Beni : la MONUSCO forme des policiers de circulation routière pour réduire les accidents de la route
Quand on lui demande ce qu’il y a de plus difficile dans son métier d’agent de circulation routière, elle répond non sans un sourire malicieux : « Rester debout de 7 heures à 17 heures ». Elle n’est pourtant pas nouvelle dans la profession. Entrée dans la police nationale congolaise en 2002, la commissaire adjointe Sahara Kahindo a d’abord servi au sein du bureau de renseignements, avant de rejoindre l’escadron de la police de circulation routière de Beni en 2010.
Pourquoi la circulation routière plutôt que les renseignements ? Sahara Kahindo marque une pause avant de répondre : « Vous savez, la police de circulation routière est l’une des premières choses qu’un étranger remarque quand il arrive dans un pays. Selon qu’elle se conduit bien ou pas, les étrangers peuvent avoir une bonne ou une mauvaise première image du pays ».

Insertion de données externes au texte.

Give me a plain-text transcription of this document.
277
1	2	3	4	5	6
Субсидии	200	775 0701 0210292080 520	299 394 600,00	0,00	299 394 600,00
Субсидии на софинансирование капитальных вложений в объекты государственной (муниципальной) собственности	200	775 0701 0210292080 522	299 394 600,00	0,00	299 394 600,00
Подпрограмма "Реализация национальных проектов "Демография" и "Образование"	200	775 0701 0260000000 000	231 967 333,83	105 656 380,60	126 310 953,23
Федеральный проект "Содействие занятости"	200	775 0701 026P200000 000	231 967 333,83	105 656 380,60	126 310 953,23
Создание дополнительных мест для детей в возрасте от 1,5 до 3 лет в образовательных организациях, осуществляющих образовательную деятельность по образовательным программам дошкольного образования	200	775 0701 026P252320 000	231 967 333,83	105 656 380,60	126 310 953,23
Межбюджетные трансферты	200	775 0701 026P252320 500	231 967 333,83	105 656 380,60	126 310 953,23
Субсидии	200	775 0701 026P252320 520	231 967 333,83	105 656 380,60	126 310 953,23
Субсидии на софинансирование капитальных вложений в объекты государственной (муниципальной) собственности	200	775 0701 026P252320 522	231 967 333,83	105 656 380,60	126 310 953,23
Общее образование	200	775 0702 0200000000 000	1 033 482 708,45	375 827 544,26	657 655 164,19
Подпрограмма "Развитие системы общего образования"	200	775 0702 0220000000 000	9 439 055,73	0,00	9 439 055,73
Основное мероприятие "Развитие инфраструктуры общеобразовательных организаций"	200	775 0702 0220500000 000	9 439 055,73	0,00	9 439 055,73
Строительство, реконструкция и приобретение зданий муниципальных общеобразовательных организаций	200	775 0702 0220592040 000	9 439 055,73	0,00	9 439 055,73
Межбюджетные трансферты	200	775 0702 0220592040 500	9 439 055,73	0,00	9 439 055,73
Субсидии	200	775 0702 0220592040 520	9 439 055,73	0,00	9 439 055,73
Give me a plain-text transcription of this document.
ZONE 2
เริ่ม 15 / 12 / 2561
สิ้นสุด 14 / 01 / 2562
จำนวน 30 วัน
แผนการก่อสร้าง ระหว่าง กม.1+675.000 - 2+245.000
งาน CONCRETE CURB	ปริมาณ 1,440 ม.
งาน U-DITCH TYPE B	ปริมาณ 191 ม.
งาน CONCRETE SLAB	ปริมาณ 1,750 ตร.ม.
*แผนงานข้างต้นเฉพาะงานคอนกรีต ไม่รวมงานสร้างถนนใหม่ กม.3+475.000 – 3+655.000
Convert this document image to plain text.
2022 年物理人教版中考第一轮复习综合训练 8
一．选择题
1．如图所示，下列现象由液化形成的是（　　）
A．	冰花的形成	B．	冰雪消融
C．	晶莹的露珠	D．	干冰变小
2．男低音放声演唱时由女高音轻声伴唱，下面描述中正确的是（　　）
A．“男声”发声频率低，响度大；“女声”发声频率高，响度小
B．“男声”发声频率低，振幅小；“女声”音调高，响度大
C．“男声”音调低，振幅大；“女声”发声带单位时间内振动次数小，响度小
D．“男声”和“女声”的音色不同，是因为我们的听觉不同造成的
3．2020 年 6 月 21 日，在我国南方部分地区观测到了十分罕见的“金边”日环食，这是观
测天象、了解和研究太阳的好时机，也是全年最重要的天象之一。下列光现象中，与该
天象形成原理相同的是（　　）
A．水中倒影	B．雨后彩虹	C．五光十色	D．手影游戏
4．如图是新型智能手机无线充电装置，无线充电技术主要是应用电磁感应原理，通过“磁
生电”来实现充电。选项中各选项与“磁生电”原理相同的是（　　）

Réduire le nombre d’accidents et de victimes sur les routes
Une police de circulation routière qui fait correctement son travail : tel est l’objectif de la série de formations organisées en faveur de ces agents par la MONUSCO, à travers sa police (UNPOL). La dernière a eu lieu du 4 au 15 mai 2024. Dix agents de circulation routière au nombre desquels la commissaire adjointe Sahara Kahindo et l’agent de police principal Yes Kambale Tahenda y ont activement pris part.
A Beni, ville d’un peu plus d’un million d’habitants, ce n’est pas le parfait amour entre agents de police et conducteurs de mototaxis qui s’accusent mutuellement d’indiscipline et de tracasseries. « Ce qu’ils appellent ‘tracasseries’, c’est l’application de la loi », se défend Sahara Kahindo, tout en concédant que les policiers ne sont pas exempts de tout reproche. En effet, il n’est pas rare d’assister à des scènes de disputes aux carrefours de la ville. « Les motards aiment provoquer », explique Yes Kambale Tahenda, ajoutant que la majorité des incidents sur la voie routière sont imputables aux conducteurs de motos.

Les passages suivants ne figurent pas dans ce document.